I’m a big fan of thrift store shopping.
I love heading in to one of my favourite second-hand shops and hunting through the racks for treasure. In the Cowichan Valley we are very fortunate to have a relatively large number of really good thrift stores to choose from, where the clothes are clean and properly sorted, with the inevitable junk (clothes too stained, torn or otherwise wrecked to wear) removed.
I can also feel pretty virtuous about indulging in my love of clothes. First, many of the shops are run by various charities, so my cash is going to a good cause. Second, the clothing is inexpensive, so I’m not spending a fortune that I don’t have. Third, I’m giving the clothes a second useable life, and in a world where fast fashion has people discarding clothing by the boatload in an entirely unsustainable manner, this is important to me.
Even many of the clothes we take to be recycled as fabric (rather than re-sold at a thrift store) don’t end up being recycled at all, for a myriad of reasons I won’t get into here. So this is a concrete way I can help keep some things out of the waste stream. And, of course, when I buy something second hand I’m not contributing to the creation of still more new items. It puts an emphasis on the vital reduce and re-use part of the well-known slogan.
My thriftiness predates the recent explosion in popularity of thrifting, as it’s become known on social media. It’s a trend I hope continues and expands, a counterpoint, if you will, to the trend of buying more and more and more items of cheap, disposable clothing. Because people do get rid of this of stuff post-haste. Not only does it often not last, unless you’re a serious hoarder, you couldn’t possibly keep up with the cycle of buying.
Having so much is a really recent phenomenon. Even when I was a child , we did not have a lot of clothes. A few pairs of pants, tops and shorts, maybe a dress or two. It definitely wouldn’t have filled a walk-in closet, which for many people now is the norm.

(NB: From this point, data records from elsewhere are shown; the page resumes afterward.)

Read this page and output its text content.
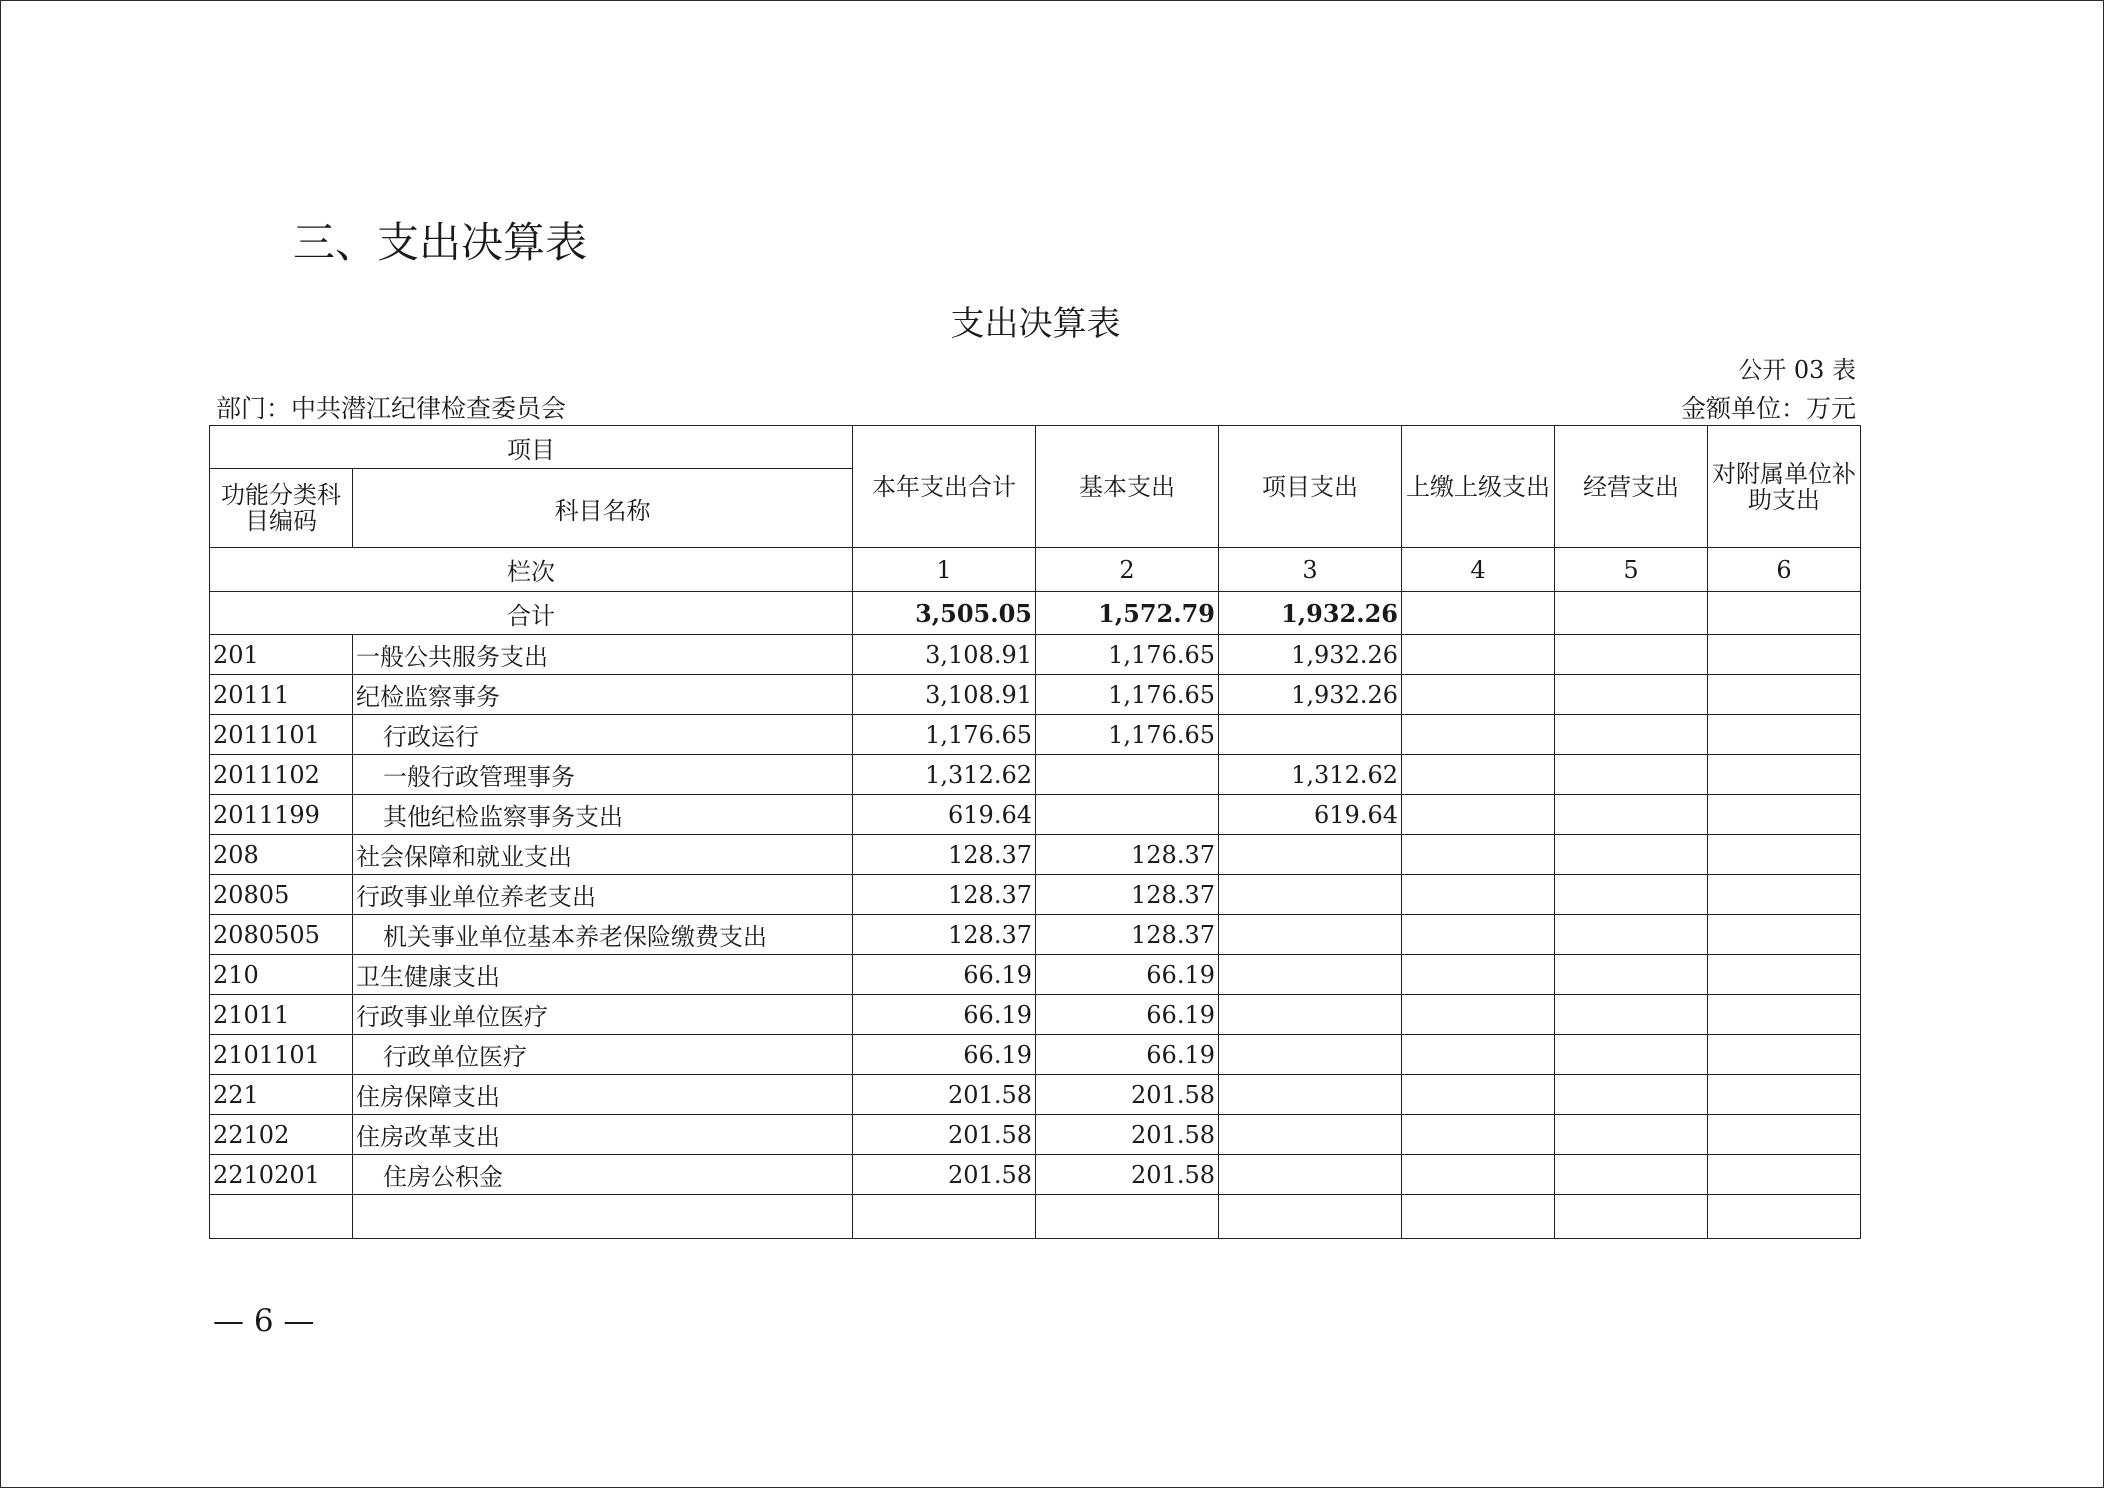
三、支出决算表
支出决算表
公开 03 表
部门：中共潜江纪律检查委员会	金额单位：万元
项目		本年支出合计	基本支出	项目支出	上缴上级支出	经营支出	对附属单位补助支出
功能分类科目编码	科目名称						
栏次		1	2	3	4	5	6
合计		3,505.05	1,572.79	1,932.26			
201	一般公共服务支出	3,108.91	1,176.65	1,932.26			
20111	纪检监察事务	3,108.91	1,176.65	1,932.26			
2011101	行政运行	1,176.65	1,176.65				
2011102	一般行政管理事务	1,312.62		1,312.62			
2011199	其他纪检监察事务支出	619.64		619.64			
208	社会保障和就业支出	128.37	128.37				
20805	行政事业单位养老支出	128.37	128.37				
2080505	机关事业单位基本养老保险缴费支出	128.37	128.37				
210	卫生健康支出	66.19	66.19				
21011	行政事业单位医疗	66.19	66.19				
2101101	行政单位医疗	66.19	66.19				
221	住房保障支出	201.58	201.58				
22102	住房改革支出	201.58	201.58				
2210201	住房公积金	201.58	201.58				

— 6 —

We’re seeing some of the downside of our disposable culture intertwined with a desire re-use right here in our own backyard. In Wednesday’s edition we brought you the story of the problem of people leaving heaping piles of donated clothing outside of collection bins. This negates the whole purpose, as anything left out for any length of time won’t be good for anything. And with so many alternatives — including home pick-up and just taking it to a local thrift outlet — it’s infuriating to see something good foiled by people’s thoughtlessness.